DB-API (asynchronous)
---------------------
.. code-block:: python

    from pyhive import hive
    from TCLIService.ttypes import TOperationState

    connection = hive.connect(
        host="<data_plane_host>",
        port=<data_plane_port>,
        scheme="http", # or "https"
        lakehouse="<lakehouse_cluster_name>",
        data_plane=None # or data_plane (namespace)
        database="default",
        username="<username>",
        password="<password>"
    )

    cursor = connection.cursor()

    cursor.execute("SELECT * FROM my_awesome_data LIMIT 10", async_=True)

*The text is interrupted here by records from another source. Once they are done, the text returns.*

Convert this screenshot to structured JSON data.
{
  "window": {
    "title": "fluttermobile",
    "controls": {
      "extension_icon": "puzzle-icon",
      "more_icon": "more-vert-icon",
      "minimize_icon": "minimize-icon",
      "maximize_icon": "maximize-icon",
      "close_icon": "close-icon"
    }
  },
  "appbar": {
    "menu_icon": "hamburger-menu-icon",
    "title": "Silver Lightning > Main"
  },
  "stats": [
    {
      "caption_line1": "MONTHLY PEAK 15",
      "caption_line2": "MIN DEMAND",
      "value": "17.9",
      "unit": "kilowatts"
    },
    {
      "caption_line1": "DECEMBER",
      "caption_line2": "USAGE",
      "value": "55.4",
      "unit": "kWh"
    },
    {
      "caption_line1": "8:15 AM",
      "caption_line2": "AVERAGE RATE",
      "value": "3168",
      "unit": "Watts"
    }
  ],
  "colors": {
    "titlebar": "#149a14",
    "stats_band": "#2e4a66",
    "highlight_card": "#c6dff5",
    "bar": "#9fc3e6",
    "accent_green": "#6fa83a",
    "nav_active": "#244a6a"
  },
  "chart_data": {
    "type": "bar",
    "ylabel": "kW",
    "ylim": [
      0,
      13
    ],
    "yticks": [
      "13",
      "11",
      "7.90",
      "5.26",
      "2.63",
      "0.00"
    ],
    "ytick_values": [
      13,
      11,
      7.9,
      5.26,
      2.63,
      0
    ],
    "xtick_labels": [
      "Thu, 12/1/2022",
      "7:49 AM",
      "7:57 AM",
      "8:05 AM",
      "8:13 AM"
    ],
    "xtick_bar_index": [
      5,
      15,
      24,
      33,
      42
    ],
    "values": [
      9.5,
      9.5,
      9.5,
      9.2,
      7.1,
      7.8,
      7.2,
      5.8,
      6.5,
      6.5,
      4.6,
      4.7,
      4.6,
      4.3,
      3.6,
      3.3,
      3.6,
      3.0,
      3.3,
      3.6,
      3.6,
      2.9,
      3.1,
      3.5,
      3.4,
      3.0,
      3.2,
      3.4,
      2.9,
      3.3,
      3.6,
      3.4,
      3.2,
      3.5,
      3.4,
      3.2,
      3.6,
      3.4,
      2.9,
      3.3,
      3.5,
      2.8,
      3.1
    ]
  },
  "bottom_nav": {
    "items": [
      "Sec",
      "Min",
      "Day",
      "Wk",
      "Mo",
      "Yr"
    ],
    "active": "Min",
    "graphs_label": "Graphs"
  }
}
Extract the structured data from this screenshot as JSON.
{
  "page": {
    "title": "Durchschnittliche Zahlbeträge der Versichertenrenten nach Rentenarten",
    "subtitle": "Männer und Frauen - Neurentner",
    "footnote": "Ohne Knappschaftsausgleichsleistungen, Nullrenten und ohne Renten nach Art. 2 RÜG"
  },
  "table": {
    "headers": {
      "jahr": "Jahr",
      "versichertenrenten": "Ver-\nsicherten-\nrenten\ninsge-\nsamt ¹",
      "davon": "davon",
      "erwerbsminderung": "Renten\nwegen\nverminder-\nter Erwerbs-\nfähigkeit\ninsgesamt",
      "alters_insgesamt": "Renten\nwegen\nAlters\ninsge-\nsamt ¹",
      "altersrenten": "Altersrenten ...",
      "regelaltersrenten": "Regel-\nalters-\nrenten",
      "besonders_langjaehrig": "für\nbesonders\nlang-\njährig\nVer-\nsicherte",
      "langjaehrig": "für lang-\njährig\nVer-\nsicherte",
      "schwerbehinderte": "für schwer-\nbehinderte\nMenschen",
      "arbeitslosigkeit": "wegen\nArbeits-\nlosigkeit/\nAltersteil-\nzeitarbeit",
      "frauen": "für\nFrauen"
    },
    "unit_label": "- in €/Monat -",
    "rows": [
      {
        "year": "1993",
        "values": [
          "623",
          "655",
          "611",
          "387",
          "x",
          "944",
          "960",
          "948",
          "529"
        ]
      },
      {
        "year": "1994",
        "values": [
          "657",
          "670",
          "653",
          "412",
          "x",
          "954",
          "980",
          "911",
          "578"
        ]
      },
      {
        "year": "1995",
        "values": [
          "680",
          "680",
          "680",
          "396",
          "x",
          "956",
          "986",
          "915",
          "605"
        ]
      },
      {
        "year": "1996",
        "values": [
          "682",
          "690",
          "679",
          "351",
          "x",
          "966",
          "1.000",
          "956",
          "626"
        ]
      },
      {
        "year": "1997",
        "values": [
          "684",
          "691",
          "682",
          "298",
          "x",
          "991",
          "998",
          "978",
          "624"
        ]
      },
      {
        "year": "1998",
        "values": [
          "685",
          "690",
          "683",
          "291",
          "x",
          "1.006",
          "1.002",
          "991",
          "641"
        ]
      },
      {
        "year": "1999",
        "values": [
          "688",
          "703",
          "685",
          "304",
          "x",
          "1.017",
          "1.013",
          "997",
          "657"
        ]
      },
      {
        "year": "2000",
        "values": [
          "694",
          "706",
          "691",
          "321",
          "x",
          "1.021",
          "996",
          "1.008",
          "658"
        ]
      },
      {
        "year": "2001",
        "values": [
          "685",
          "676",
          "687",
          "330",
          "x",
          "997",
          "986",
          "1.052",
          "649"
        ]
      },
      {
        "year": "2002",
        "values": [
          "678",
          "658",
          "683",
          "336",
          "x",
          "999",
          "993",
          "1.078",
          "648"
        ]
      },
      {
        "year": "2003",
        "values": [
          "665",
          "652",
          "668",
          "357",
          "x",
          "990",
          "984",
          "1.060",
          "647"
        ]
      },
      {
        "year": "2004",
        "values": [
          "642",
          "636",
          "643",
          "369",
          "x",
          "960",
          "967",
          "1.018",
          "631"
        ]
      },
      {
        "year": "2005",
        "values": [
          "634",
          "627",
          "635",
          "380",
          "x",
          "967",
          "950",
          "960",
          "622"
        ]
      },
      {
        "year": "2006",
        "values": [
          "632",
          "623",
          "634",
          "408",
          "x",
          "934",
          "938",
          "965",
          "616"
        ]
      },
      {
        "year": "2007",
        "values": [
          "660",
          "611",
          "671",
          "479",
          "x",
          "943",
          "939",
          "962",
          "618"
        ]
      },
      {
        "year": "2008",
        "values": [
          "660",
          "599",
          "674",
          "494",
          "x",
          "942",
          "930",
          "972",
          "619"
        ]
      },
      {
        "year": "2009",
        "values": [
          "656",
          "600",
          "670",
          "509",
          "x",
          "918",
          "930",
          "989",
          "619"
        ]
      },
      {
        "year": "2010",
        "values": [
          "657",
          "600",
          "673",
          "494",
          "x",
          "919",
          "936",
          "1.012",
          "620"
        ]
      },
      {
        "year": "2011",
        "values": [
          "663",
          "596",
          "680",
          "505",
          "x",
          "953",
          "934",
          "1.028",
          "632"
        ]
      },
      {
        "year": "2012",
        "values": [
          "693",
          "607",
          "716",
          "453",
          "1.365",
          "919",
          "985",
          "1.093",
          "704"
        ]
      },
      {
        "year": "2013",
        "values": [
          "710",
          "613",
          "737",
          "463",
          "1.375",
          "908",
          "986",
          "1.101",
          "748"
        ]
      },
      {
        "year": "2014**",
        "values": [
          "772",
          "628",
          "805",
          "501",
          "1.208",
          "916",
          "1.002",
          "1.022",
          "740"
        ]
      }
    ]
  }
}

    status = cursor.poll().operationState

    while status in (TOperationState.INITIALIZED_STATE, TOperationState.RUNNING_STATE):
        logs = cursor.fetch_logs()
        for message in logs:
            print(message)

        # If needed, an asynchronous query can be cancelled at any time with:
        # cursor.cancel()

        status = cursor.poll().operationState

    print(cursor.fetchall())


SQLAlchemy
----------
First install this package to register it with SQLAlchemy (see ``setup.py``).

.. code-block:: python

    from sqlalchemy.engine import create_engine
    from sqlalchemy.orm import sessionmaker
    from sqlalchemy.schema import *

    # Possible dialects (hive and iomete are both operate identically):
    # hive+http
    # hive+https
    # iomete+http
    # iomete+https
    engine = create_engine(
        'iomete+https://<username>:<password>@<data_plane_host>:<data_plane_port>/<database>?lakehouse=<lakehouse_cluster_name>')

    # or with data_plane specified
    # engine = create_engine(
    #    'iomete+https://<username>:<password>@<data_plane_host>:<data_plane_port>/<database>?lakehouse=<lakehouse_cluster_name>&data_plane=<data_plane>')

    # Alternatively, "hive" driver could be used as well
    # engine = create_engine(
    #    'hive+https://<username>:<password>@<data_plane_host>:<data_plane_port>/<database>?lakehouse=<lakehouse_cluster_name>')

    session = sessionmaker(bind=engine)()
    records = session.query(Table('my_awesome_data', MetaData(bind=engine), autoload=True)) \
        .limit(10) \
        .all()
    print(records)

Note: query generation functionality is not exhaustive or fully tested, but there should be no
problem with raw SQL.


Requirements
============

Install using

- ``pip install 'py-hive-iomete'`` for the DB-API interface
- ``pip install 'py-hive-iomete[sqlalchemy]'`` for the SQLAlchemy interface

py-hive-iomete works with

- Python 2.7 / Python 3

Changelog
=========
See https://github.com/iomete/py-hive-iomete/releases.

Contributing
============
- Changes must come with tests, with the exception of trivial things like fixing comments. See .travis.yml for the test environment setup.
- Notes on project scope:

  - This project is intended to be a minimal iomete (hive) client that does that one thing and nothing else.
    Features that can be implemented on top of py-hive-iomete, such integration with your favorite data analysis library, are likely out of scope.
  - We prefer having a small number of generic features over a large number of specialized, inflexible features.

Updating TCLIService
====================

The TCLIService module is autogenerated using a ``TCLIService.thrift`` file. To update it, the
``generate.py`` file can be used: ``python generate.py <TCLIServiceURL>``. When left blank, the
version for Hive 2.3 will be downloaded.